One Bright New Voice for Justice

Migrant Crisis

My money is on today’s young people.

Faced with problems local, national and global that earlier generations could barely have imagined they remain undaunted. They take on mountainous debt to get good educations despite bleak job prospects, they resist any attempt to be told how to act or think or vote, and they expose themselves to the world on social media to an extent utterly frightening to their grandparents.

As one grandparent, this writer can only applaud.

This is a snapshot of one college student whom I applaud. I have never met emerging artist Brennen French; I was introduced to his art because despite the thousands of miles and several generations that separate us it speaks my language.

French, the son of a college professor and a retirement home administrator, grew up in one of the many American small towns that saw the economy tank and opportunities vanish in the last half of the 20th century, when plants closed and jobs went overseas. Though his own family was comfortably middle class, he learned firsthand about poverty, racism and injustice – and seems determined to confront those issues in the best way he can.
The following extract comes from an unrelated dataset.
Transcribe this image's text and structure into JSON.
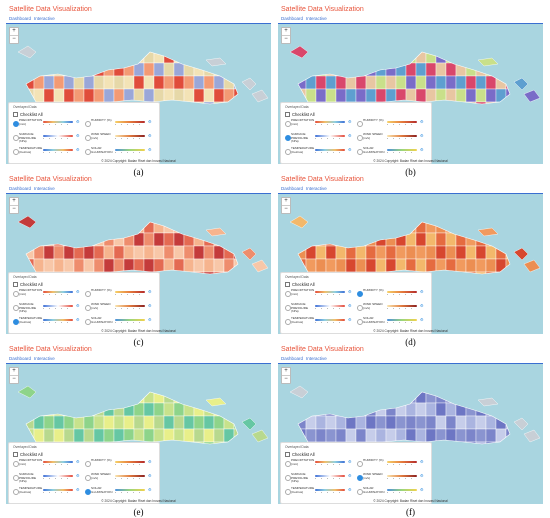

As his website explains, he “found his voice for justice in his art.”

Two works illustrate how that goal is playing out, as French pursues an art degree at Allegheny College in Pennsylvania. “The Rise of Feminism (Break the Chains, Rise Up, Be Free)” (below) is an homage to women from around the world who have made significant contributions to women’s rights through their accomplishments in a variety of fields. With a powerfully drawn female figure centering the piece (while breaking her chains,) French has created a design with multiple interpretations, using profiles of some of the women he references. He includes initials just in case, but viewers could recognize many of them without clues: Virginia Woolf, Susan B. Anthony, Ruth Bader Ginsberg, nearly two dozen profiles rising from silhouetted crowds of anonymous others.

In “America’s Response to the Syrian Migrant Crisis,” (above) French uses somber tones to portray an endless line of refugees, fronted by a garishly contrasting image of an American TV talking head, a red Starbucks cup on the screen behind her. “I created this in the winter of 2015,” French explains, “to raise awareness of the current migrant crisis. At the time, American news feeds were flooded with the Starbucks Red Cup ‘scandal.’ I was shocked that news organizations felt this story was important enough to dedicate two weeks’ worth of airtime, time that could have been given to discussing the Migrant Crisis.”

Voices for justice may be around for a long time yet.